Keras: Feeding input to intermediate layer fails with Graph disconnected Exception

Created on 18 Jan 2017  路  22Comments  路  Source: keras-team/keras

I am writing a pipeline that fine-tunes the pre-trained models of Keras 1.2.0. To speed it up, instead of freezing the layers I try to:

  1. Feed the training images once to the "frozen" part of the network and store the intermediate output to a file.
  2. Train iteratively the remaining network by feeding directly the intermediate output from the file.

If you don't use data augmentation, this should yield a significant speed improvement. Unfortunately the step 2 fails with a "Graph Disconnected" exception. I tried alternative ways to do this (such as using the K.function() approach) but it still fails.

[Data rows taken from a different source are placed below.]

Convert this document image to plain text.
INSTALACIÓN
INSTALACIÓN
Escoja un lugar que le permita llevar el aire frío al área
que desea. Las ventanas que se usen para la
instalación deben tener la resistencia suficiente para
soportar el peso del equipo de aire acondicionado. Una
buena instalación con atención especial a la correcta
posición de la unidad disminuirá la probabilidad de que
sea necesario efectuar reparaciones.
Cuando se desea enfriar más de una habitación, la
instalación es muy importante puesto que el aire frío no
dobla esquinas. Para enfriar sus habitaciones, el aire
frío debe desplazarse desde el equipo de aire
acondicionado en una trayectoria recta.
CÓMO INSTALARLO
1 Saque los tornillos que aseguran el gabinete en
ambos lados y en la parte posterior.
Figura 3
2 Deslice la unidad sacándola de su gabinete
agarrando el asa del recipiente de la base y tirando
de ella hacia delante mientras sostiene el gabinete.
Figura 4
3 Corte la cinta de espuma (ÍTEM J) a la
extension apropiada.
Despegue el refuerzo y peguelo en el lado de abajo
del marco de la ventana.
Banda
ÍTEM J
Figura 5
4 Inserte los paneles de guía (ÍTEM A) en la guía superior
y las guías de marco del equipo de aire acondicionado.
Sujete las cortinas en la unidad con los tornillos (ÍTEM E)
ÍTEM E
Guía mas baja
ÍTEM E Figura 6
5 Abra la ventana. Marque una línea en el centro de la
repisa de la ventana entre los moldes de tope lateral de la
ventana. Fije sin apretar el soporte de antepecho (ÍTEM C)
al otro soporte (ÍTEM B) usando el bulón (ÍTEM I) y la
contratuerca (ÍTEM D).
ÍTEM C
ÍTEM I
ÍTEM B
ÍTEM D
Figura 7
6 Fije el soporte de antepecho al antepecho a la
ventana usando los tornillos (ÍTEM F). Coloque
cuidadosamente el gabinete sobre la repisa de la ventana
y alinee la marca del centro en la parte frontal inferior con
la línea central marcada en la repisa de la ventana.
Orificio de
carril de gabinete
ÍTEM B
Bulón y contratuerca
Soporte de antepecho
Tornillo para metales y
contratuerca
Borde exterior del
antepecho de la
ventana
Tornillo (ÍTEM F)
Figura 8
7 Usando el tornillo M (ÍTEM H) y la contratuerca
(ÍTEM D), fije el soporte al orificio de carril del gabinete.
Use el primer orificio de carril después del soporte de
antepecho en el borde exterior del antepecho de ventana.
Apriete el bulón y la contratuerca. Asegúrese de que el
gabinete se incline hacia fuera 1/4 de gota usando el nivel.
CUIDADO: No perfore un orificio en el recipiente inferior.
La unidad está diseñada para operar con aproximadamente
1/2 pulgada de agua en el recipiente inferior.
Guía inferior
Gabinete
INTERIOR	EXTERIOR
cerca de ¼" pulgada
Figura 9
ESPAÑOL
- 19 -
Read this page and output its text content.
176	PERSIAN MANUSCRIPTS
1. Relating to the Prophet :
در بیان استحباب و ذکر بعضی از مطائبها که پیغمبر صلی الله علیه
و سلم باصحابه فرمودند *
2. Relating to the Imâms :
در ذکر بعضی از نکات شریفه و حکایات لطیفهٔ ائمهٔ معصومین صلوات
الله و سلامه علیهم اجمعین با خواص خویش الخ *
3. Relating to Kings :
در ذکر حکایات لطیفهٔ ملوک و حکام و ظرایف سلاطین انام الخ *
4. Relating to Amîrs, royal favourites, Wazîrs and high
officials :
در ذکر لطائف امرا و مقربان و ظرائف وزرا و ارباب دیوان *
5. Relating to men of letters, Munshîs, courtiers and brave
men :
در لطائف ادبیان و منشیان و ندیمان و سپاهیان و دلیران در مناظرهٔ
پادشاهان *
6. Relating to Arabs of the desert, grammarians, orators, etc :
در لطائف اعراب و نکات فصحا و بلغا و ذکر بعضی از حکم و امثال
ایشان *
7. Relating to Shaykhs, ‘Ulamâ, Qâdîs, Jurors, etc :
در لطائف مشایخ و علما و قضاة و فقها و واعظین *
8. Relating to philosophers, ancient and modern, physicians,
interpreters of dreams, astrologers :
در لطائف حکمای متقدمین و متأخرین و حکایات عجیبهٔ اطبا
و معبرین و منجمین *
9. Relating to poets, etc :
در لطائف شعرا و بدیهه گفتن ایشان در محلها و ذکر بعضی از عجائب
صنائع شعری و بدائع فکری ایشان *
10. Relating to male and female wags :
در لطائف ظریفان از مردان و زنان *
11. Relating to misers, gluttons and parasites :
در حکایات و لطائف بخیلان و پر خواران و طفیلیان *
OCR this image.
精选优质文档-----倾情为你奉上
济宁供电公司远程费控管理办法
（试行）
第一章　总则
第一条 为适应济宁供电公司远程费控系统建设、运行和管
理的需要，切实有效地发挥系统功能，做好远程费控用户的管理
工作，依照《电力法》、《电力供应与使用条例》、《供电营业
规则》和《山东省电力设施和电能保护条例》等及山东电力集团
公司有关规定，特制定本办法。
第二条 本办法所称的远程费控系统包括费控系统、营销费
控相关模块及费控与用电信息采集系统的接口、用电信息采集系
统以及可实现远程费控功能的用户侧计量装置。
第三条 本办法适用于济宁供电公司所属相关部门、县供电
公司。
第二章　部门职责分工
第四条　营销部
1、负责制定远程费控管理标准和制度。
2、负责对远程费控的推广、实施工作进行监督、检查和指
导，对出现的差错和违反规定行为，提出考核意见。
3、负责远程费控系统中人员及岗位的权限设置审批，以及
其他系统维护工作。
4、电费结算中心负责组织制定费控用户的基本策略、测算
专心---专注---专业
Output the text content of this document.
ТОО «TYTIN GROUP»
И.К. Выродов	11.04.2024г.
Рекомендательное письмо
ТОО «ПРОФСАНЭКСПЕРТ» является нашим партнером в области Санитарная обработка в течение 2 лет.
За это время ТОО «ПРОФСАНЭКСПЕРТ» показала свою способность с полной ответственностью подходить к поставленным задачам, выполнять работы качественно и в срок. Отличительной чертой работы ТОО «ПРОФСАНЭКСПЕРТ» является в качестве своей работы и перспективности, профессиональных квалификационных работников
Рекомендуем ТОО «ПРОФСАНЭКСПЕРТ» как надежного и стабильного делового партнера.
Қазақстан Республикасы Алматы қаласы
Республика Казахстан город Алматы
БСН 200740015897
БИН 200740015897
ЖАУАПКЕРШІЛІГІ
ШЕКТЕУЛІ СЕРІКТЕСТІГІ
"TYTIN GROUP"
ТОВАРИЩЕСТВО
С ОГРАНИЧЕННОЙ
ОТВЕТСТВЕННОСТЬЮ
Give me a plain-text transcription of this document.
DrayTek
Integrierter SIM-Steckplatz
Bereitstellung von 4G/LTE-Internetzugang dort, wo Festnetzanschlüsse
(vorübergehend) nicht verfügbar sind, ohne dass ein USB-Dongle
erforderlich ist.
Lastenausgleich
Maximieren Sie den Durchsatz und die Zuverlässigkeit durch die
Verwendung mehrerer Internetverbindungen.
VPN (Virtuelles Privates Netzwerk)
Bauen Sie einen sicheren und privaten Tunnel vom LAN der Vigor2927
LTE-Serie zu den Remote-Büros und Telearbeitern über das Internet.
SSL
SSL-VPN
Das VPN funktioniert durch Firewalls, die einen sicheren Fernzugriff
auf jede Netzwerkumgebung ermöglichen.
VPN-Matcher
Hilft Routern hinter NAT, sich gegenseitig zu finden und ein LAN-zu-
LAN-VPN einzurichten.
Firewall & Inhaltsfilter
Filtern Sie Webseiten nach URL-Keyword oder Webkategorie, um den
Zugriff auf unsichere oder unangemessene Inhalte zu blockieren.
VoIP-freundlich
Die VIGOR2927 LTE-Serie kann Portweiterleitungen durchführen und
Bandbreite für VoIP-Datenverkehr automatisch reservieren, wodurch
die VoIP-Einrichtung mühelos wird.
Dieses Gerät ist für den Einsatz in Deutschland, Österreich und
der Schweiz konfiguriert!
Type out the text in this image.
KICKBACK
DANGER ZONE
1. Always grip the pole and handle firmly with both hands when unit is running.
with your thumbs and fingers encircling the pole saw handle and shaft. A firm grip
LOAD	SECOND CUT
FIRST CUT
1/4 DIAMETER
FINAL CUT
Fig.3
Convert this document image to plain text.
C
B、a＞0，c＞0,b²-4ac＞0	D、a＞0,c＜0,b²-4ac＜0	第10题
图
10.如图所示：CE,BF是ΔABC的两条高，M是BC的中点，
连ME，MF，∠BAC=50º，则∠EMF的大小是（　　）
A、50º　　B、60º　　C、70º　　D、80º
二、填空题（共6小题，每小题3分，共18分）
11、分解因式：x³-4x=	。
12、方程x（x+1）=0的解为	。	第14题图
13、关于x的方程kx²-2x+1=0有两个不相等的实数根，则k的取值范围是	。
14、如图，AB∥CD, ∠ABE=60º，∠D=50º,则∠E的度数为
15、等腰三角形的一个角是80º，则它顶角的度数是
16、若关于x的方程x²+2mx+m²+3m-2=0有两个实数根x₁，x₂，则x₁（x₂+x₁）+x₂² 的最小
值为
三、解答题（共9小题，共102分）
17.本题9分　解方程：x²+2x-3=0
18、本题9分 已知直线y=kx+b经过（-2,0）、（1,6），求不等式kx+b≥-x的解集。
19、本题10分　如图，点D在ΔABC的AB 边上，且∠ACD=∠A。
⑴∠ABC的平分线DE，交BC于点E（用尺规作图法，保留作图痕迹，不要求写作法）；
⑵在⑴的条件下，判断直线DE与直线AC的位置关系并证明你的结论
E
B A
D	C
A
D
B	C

Below you will find a simple example that reproduces the problem and the error message:

import keras.applications
from keras.models import Model
from keras.layers import Input
from keras.preprocessing import image
from keras.applications.imagenet_utils import preprocess_input
import numpy as np

# Read some random image
img = image.load_img('/path/to/image.jpg', target_size=(224, 224))
x = image.img_to_array(img)
x = np.expand_dims(x, axis=0)
x = preprocess_input(x)

# Load a pre-trained model
model = keras.applications.resnet50.ResNet50(weights='imagenet', include_top=False, input_tensor=Input(shape=(224, 224, 3)))

# Feed the image and get the bn_conv1 output: WORKS!
bn_conv1_model = Model(input=model.input, output=model.get_layer('bn_conv1').output)
bn_conv1_output = bn_conv1_model.predict(x)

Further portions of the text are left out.